6 entry daha
  • persona ve vargtimmen ile birlikte bergman'ın ikinci üçlemesini oluşturan film.

    --- spoiler ---

    ingmar bergman'ın filmografisinde ayrı bir yeri vardır bu filmin. genelde karakterlerin etrafında dönen filmlerden farklı olarak, utanç'ta bergman toplumsal ve politik bir kompozisyon ortaya koymuştur. karakterler yine her zamanki gibi gelişmiş ve derindir, ama bu filmin öne çıkan noktası, persona'da ve tystnaden'de var olan savaş ve şiddet karşıtı sahnelerin, artık bir tema olarak izleyicinin karşısına çıkması ve savaşın, bulaştığı adada karakterlerin iç dünyaları ve birbirleriyle olan ilişkileri dahil her şeyi yakıp yıkmasıdır. kişiler, dağılıp giden bir çevrenin ortasına yerleştirilmiştir, ve yapacak birşeyleri yoktur, bu utanca bulaşmak zorundadırlar. savaş, onları kuşatmıştır.
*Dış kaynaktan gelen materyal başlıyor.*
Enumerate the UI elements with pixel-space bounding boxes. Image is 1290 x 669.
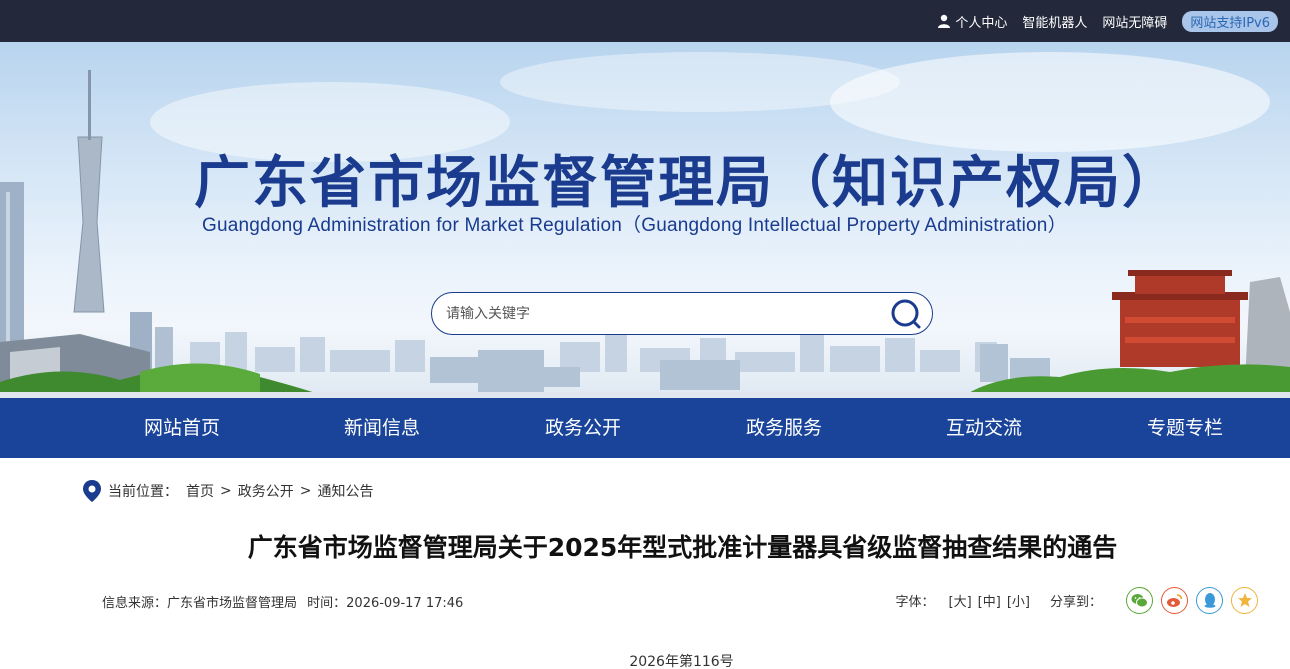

    muhteşem bir final sahnesi seyirciyi (beni) koltuğuna çivilemektedir bu filmde, ve liv ullmann bu sahnede olayı özetlemektedir:
    "bir uçak geldi ve gülleri yaktı. korkunç değildi, çünkü çok güzeldi. yanan güllerin sudaki yansımalarına bakıyordum. kollarımda bir bebek vardı. bizim kızımız... dudaklarını yanağımda hissediyordum. bütün bunlar boyunca birisinin bana söylemiş olduğu birşeyi hatırlamam gerektiğini biliyordum... ama unutmuştum."

    --- spoiler ---

    ayrıca, ingmar bergman, max von sydow ve liv ullmann ile tanıştığım film olmuştur, gönlümdeki yeri çok çok başkadır bu yüzden.